In the case of Commonwealth v. Stout, 7 B. Mon. 247, this rule as applicable to indictments was recognized anl upheld. The defendant there was indicted for attempting to remove from the Commonwealth a person of color while a suit was pending by such person in the courts of this Commonwealth to obtain his freedom. A statute then existing made it an offense to remove, or attempt to remove, after the filing of such suit and during its pendency, the colored person from the Commonwealth. The court in construing the statute read' into it the word “knowledge” as though the statute had required that the removal should be made with knowledge of the pendency of the suit for freedom and treated the case as though the statute contained that requirement. The indictment did not charge that the defendant at the time of the removal of the colored person from the Commonwealth knew of any pending suit by the latter to recover his freedom, and the court held the indictment insufficient, saying:

“Here the averment of the attempt to remove the person of color during the pendency, of the suit for free*453dom does not necessarily imply a knowledge of the existence of such suit; and consequently this indictment is insufficient on account of the absence of this allegation.”

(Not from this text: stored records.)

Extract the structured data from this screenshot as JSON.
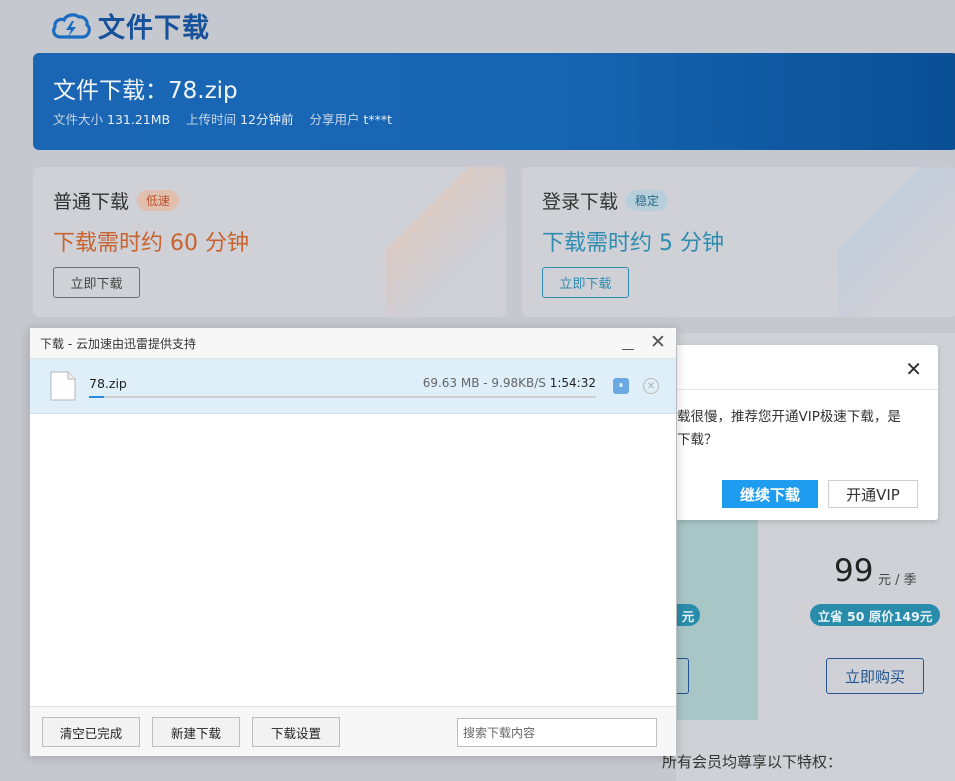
{
  "site": {
    "logo_text": "文件下载"
  },
  "banner": {
    "title": "文件下载：78.zip",
    "size_label": "文件大小",
    "size_value": "131.21MB",
    "upload_label": "上传时间",
    "upload_value": "12分钟前",
    "sharer_label": "分享用户",
    "sharer_value": "t***t"
  },
  "cards": {
    "normal": {
      "title": "普通下载",
      "badge": "低速",
      "time": "下载需时约 60 分钟",
      "button": "立即下载"
    },
    "login": {
      "title": "登录下载",
      "badge": "稳定",
      "time": "下载需时约 5 分钟",
      "button": "立即下载"
    }
  },
  "vip": {
    "price": "99",
    "unit": "元 / 季",
    "save_badge": "立省 50 原价149元",
    "save_badge_left": "元",
    "buy_button": "立即购买",
    "perks_title": "所有会员均尊享以下特权："
  },
  "vip_dialog": {
    "message_line1": "载很慢，推荐您开通VIP极速下载，是",
    "message_line2": "下载？",
    "continue_button": "继续下载",
    "vip_button": "开通VIP",
    "close_glyph": "✕"
  },
  "download_manager": {
    "title": "下载 - 云加速由迅雷提供支持",
    "minimize_glyph": "",
    "close_glyph": "✕",
    "task": {
      "filename": "78.zip",
      "size": "69.63 MB",
      "speed": "9.98KB/S",
      "separator": " - ",
      "remaining": "1:54:32",
      "progress_fraction": 0.03,
      "pause_glyph": "⏸",
      "cancel_glyph": "✕"
    },
    "footer": {
      "clear_button": "清空已完成",
      "new_button": "新建下载",
      "settings_button": "下载设置",
      "search_placeholder": "搜索下载内容"
    }
  },
  "colors": {
    "accent_blue": "#1e9cf0",
    "progress": "#2a8ce0",
    "slow_orange": "#c8622e",
    "stable_teal": "#2f8bb0"
  }
}
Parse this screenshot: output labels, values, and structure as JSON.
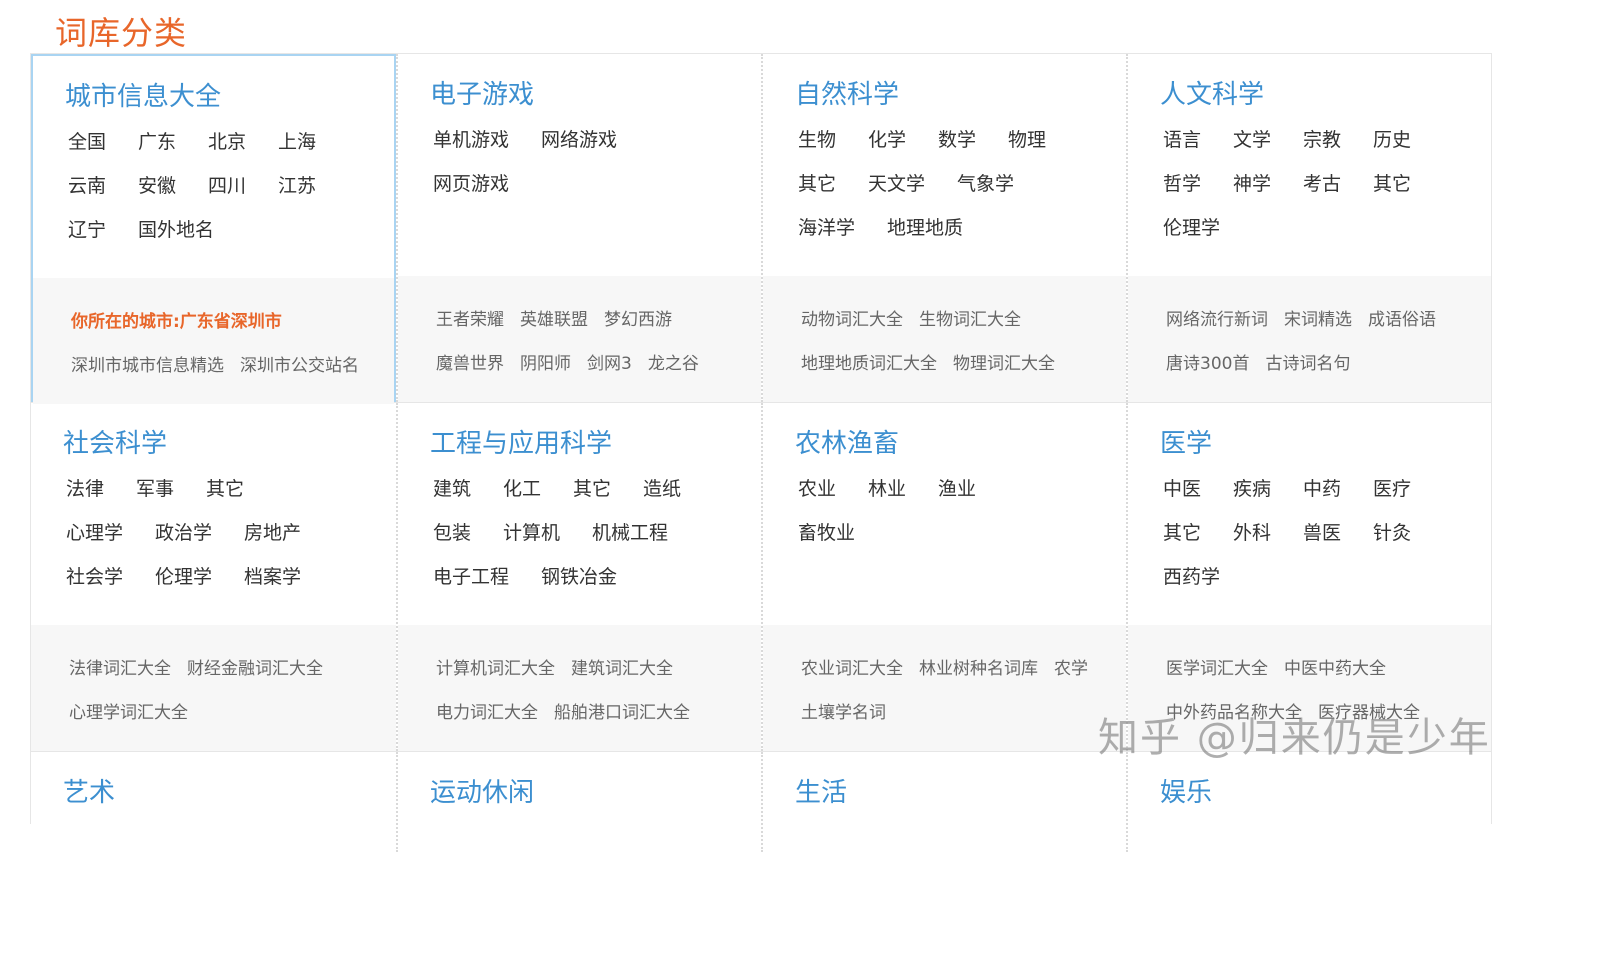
{
  "page_title": "词库分类",
  "watermark": "知乎 @归来仍是少年",
  "rows": [
    [
      {
        "title": "城市信息大全",
        "links": [
          [
            "全国",
            "广东",
            "北京",
            "上海"
          ],
          [
            "云南",
            "安徽",
            "四川",
            "江苏"
          ],
          [
            "辽宁",
            "国外地名"
          ]
        ],
        "sub_city": "你所在的城市:广东省深圳市",
        "sub": [
          [
            "深圳市城市信息精选",
            "深圳市公交站名"
          ]
        ]
      },
      {
        "title": "电子游戏",
        "links": [
          [
            "单机游戏",
            "网络游戏"
          ],
          [
            "网页游戏"
          ]
        ],
        "sub": [
          [
            "王者荣耀",
            "英雄联盟",
            "梦幻西游"
          ],
          [
            "魔兽世界",
            "阴阳师",
            "剑网3",
            "龙之谷"
          ]
        ]
      },
      {
        "title": "自然科学",
        "links": [
          [
            "生物",
            "化学",
            "数学",
            "物理"
          ],
          [
            "其它",
            "天文学",
            "气象学"
          ],
          [
            "海洋学",
            "地理地质"
          ]
        ],
        "sub": [
          [
            "动物词汇大全",
            "生物词汇大全"
          ],
          [
            "地理地质词汇大全",
            "物理词汇大全"
          ]
        ]
      },
      {
        "title": "人文科学",
        "links": [
          [
            "语言",
            "文学",
            "宗教",
            "历史"
          ],
          [
            "哲学",
            "神学",
            "考古",
            "其它"
          ],
          [
            "伦理学"
          ]
        ],
        "sub": [
          [
            "网络流行新词",
            "宋词精选",
            "成语俗语"
          ],
          [
            "唐诗300首",
            "古诗词名句"
          ]
        ]
      }
    ],
    [
      {
        "title": "社会科学",
        "links": [
          [
            "法律",
            "军事",
            "其它"
          ],
          [
            "心理学",
            "政治学",
            "房地产"
          ],
          [
            "社会学",
            "伦理学",
            "档案学"
          ]
        ],
        "sub": [
          [
            "法律词汇大全",
            "财经金融词汇大全"
          ],
          [
            "心理学词汇大全"
          ]
        ]
      },
      {
        "title": "工程与应用科学",
        "links": [
          [
            "建筑",
            "化工",
            "其它",
            "造纸"
          ],
          [
            "包装",
            "计算机",
            "机械工程"
          ],
          [
            "电子工程",
            "钢铁冶金"
          ]
        ],
        "sub": [
          [
            "计算机词汇大全",
            "建筑词汇大全"
          ],
          [
            "电力词汇大全",
            "船舶港口词汇大全"
          ]
        ]
      },
      {
        "title": "农林渔畜",
        "links": [
          [
            "农业",
            "林业",
            "渔业"
          ],
          [
            "畜牧业"
          ]
        ],
        "sub": [
          [
            "农业词汇大全",
            "林业树种名词库",
            "农学"
          ],
          [
            "土壤学名词"
          ]
        ]
      },
      {
        "title": "医学",
        "links": [
          [
            "中医",
            "疾病",
            "中药",
            "医疗"
          ],
          [
            "其它",
            "外科",
            "兽医",
            "针灸"
          ],
          [
            "西药学"
          ]
        ],
        "sub": [
          [
            "医学词汇大全",
            "中医中药大全"
          ],
          [
            "中外药品名称大全",
            "医疗器械大全"
          ]
        ]
      }
    ],
    [
      {
        "title": "艺术",
        "links": [],
        "sub": []
      },
      {
        "title": "运动休闲",
        "links": [],
        "sub": []
      },
      {
        "title": "生活",
        "links": [],
        "sub": []
      },
      {
        "title": "娱乐",
        "links": [],
        "sub": []
      }
    ]
  ]
}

It is everywhere recognized that an indictment for uttering a forged paper must contain the statement that the defendant knew the paper to be forged, and the sáme is true of an indictment for perjury or false swearing in that it would be defective if it failed to charge that the defendant knew that the matters about which he testified were false.

Section 1307 of the Kentucky Statutes makes it an offense to “sell, lend, give, procure for or furnish spirituous, vinous or malt liquors or any mixture of either, knowingly to any person who is an inebriate,” etc.

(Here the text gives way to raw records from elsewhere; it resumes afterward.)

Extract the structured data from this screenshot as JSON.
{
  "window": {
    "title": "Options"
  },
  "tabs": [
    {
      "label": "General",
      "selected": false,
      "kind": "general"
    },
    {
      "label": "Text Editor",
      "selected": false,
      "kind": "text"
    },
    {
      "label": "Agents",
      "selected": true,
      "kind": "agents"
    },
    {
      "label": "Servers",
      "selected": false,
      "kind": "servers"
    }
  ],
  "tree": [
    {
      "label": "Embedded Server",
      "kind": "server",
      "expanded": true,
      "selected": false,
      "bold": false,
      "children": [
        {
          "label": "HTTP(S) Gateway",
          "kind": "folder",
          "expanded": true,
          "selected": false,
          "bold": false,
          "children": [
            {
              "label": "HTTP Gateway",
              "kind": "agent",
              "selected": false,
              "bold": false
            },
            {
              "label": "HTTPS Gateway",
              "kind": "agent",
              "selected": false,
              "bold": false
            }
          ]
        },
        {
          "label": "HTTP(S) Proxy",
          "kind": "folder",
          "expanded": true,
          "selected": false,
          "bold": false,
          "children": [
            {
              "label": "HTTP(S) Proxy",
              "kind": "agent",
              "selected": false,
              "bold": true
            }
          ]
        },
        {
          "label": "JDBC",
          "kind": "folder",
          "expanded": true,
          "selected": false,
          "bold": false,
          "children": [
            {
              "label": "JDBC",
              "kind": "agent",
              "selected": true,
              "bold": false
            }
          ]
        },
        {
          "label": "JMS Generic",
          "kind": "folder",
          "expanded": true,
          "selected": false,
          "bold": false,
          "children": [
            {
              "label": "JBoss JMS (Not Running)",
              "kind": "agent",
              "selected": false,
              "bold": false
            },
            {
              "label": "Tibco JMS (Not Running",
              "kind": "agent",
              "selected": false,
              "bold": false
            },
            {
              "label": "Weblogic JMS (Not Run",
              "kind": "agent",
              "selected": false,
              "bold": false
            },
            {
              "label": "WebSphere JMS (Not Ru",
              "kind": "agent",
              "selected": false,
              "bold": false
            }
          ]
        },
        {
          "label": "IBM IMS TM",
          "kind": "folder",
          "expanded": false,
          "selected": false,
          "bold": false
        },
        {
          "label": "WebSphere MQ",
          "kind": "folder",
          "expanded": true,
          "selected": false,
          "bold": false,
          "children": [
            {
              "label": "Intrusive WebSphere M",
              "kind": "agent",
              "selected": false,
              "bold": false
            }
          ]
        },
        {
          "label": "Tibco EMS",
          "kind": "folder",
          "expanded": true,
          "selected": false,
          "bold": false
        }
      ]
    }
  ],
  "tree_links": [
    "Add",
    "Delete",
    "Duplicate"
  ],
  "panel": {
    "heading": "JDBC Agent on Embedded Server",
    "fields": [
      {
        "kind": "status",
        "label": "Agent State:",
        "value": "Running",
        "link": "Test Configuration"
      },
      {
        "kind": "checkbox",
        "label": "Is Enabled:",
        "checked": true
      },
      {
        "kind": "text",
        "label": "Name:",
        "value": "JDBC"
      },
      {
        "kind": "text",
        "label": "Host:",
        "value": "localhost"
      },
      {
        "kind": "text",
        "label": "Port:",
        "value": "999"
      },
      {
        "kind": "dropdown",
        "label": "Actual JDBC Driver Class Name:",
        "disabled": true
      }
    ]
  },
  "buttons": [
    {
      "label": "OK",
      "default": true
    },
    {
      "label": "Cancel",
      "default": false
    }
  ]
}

This court, in the case of Commonwealth v. Bell, 14 Bush 433, had under consideration the sufficiency of an indictment under that statute which did not charge that the furnishing of the liquor to the inebriate was knowingly done, and because of this omission the indictment was held to be defective, the court saying:

“Under the act of March 6,1878, ‘knowingly’ is made an essential ingredient in the offense, and as it must be established by proof in order to a conviction, it follows that the allegation of knowledge on the part of the accused is essential to the validity of the indictment.”

Another case in point is Commonwealth v. Taylor, supra.

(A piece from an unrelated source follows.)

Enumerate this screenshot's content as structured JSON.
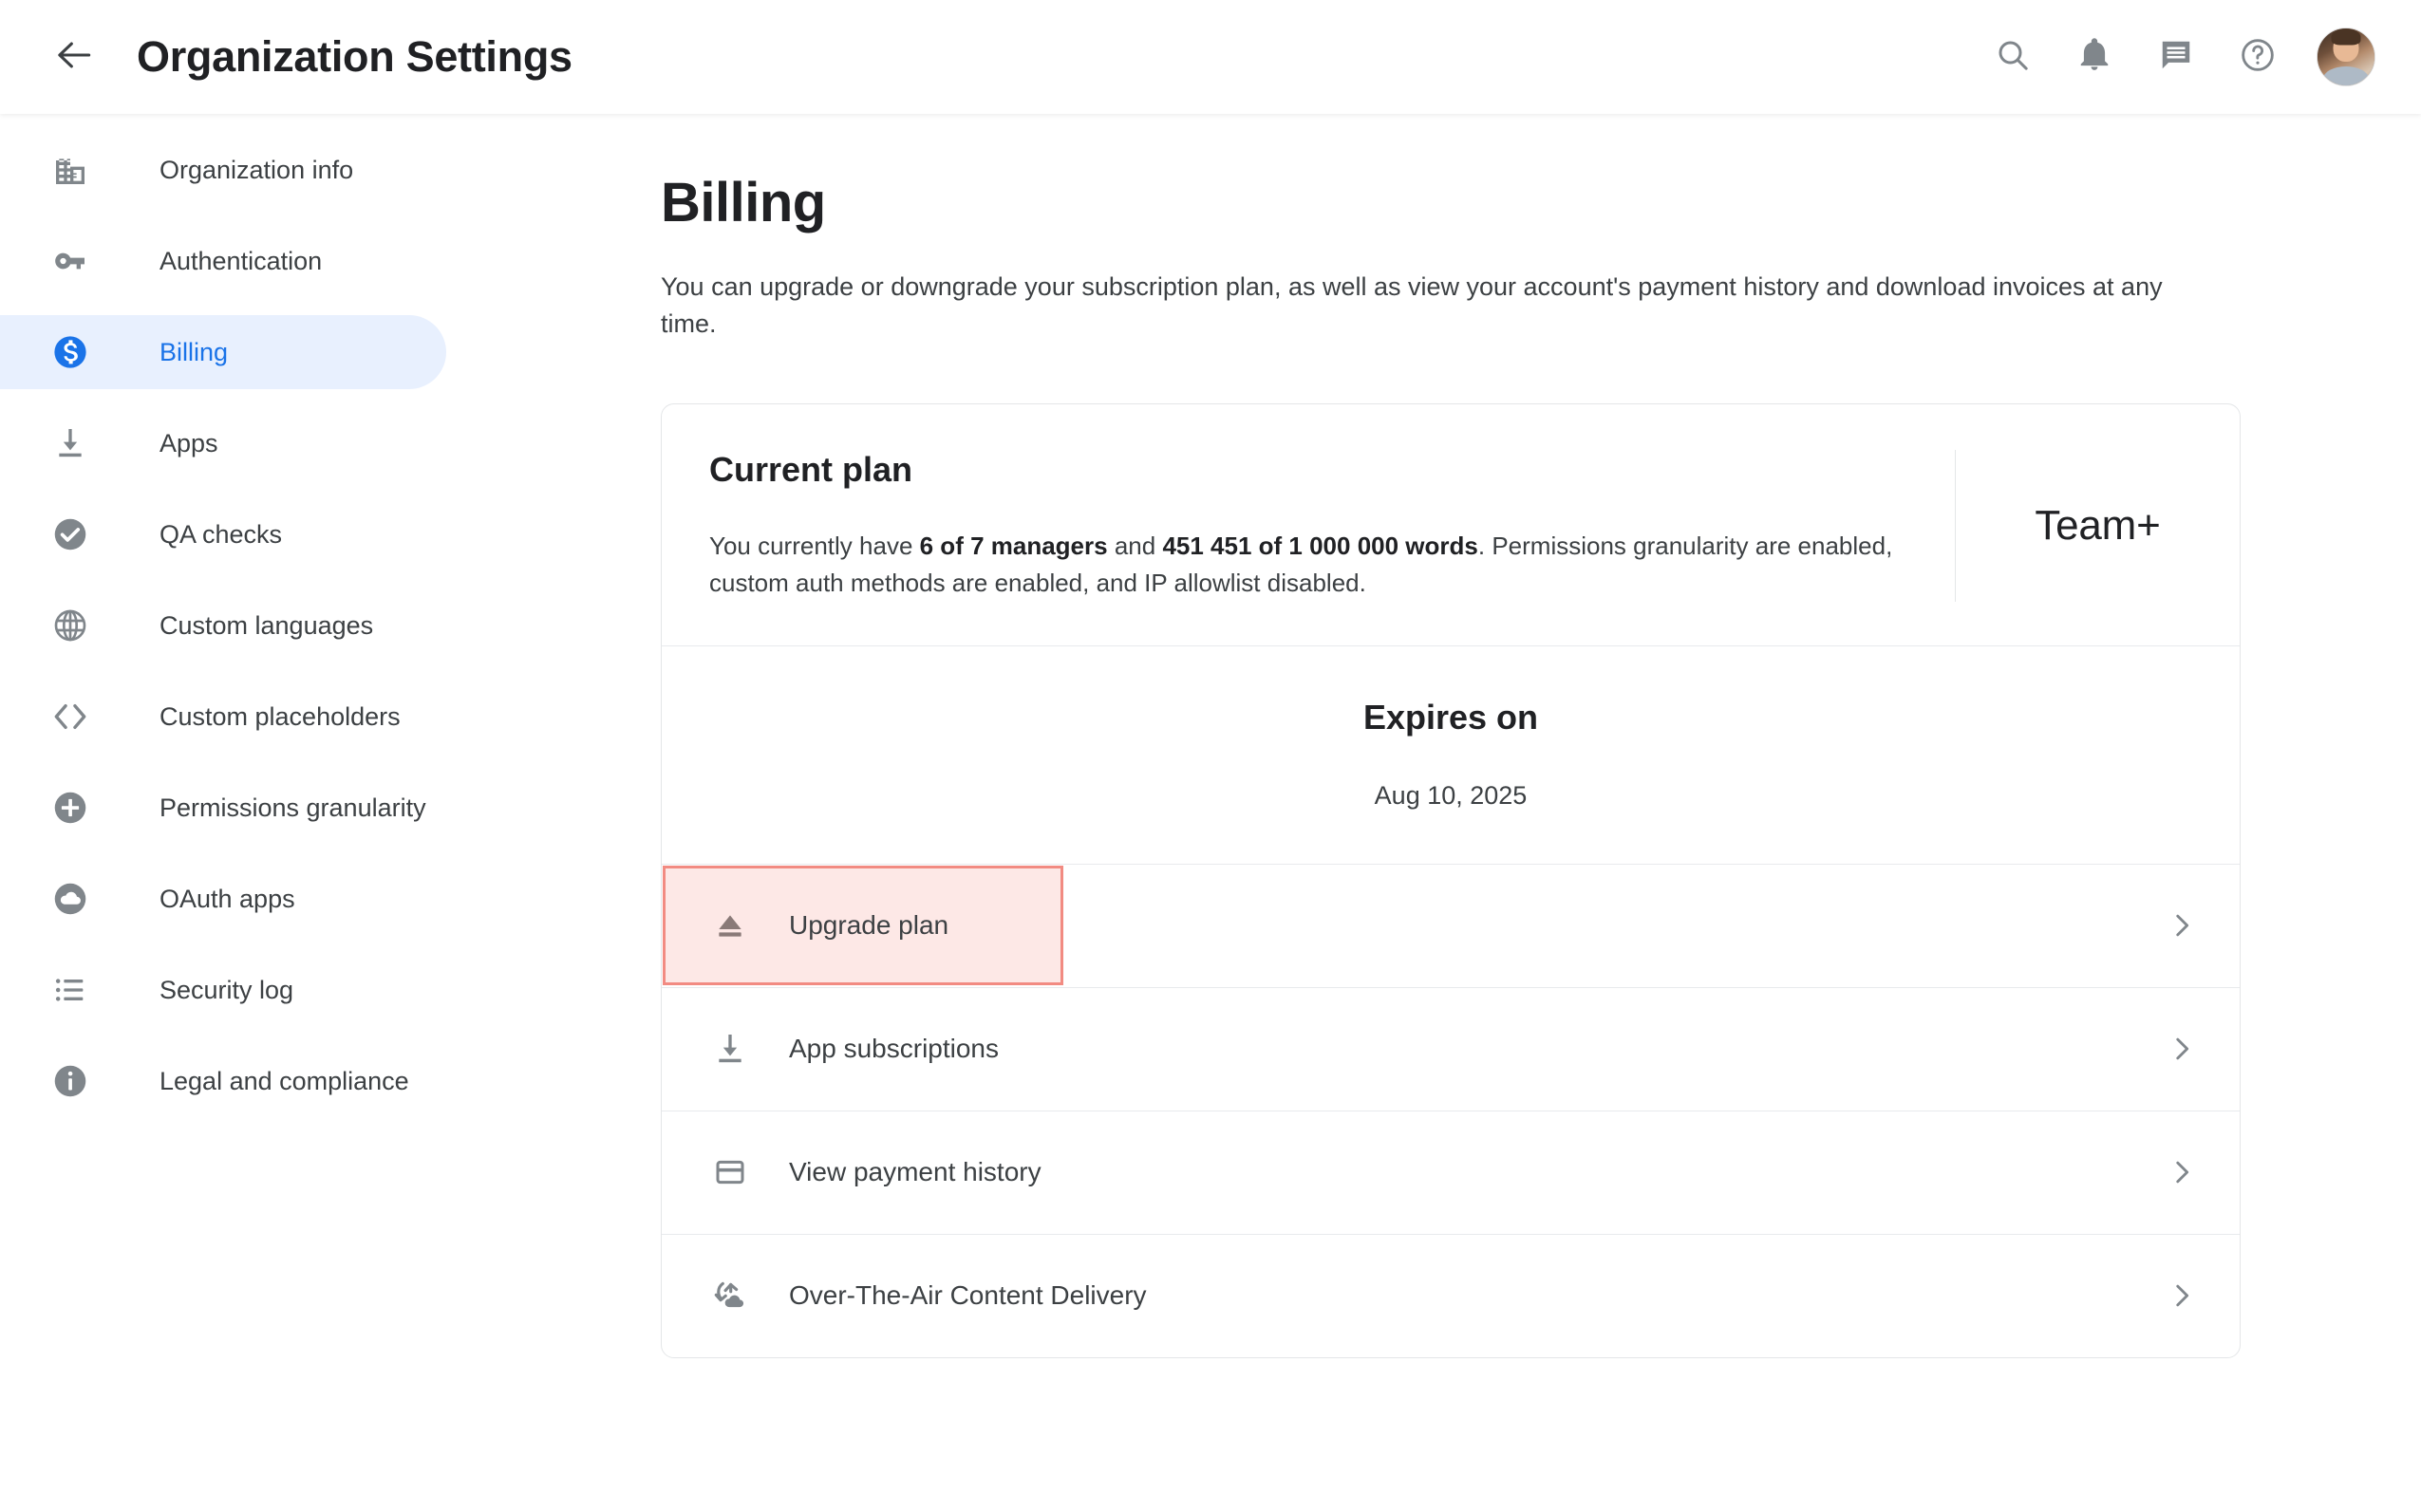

It therefore follows that, inasmuch as the indictment in this case failed to charge the necessary and essential ingredient of knowledge on the part of the defendant, it was defective, and the court erred in failing to sustain the demurrer thereto.

It may here be added that in order to a conviction of this offense it is not necessary that the testimony for the Commonwealth should establish or be sufficient to convict the defendant of actual information or actual knowledge. If the facts and circumstances within the knowledge of defendant or his agent, as shown by the testimony, are such as to excite the suspicion of an ordinarily prudent person, and a reasonable effort on his part would develop the facts, it is his duty to make it, and a failure to do so would be sufficient to authorize a finding that the delivery was knowingly made. The law will not permit the defendant to rely on ignorance of facts which a well-founded suspicion, if reasonably followed, would *454divulge, and one made under such, circumstances would constitute the offense. Goodman v. Commonwealth, 169 Ky. 542; American Express Company v. Commonwealth, 171 Ky. 1; Adams Express Company v. Commonwealth, 174 Ky. 296; Same v. Same, 177 Ky. 159.

If there should he another trial and the evidence is sufficient, the court should instruct the jury along the lines herein indicated.

Wherefore, the judgment is reversed, with directions to grant the defendant a .new trial, and for proceedings consistent with this opinion.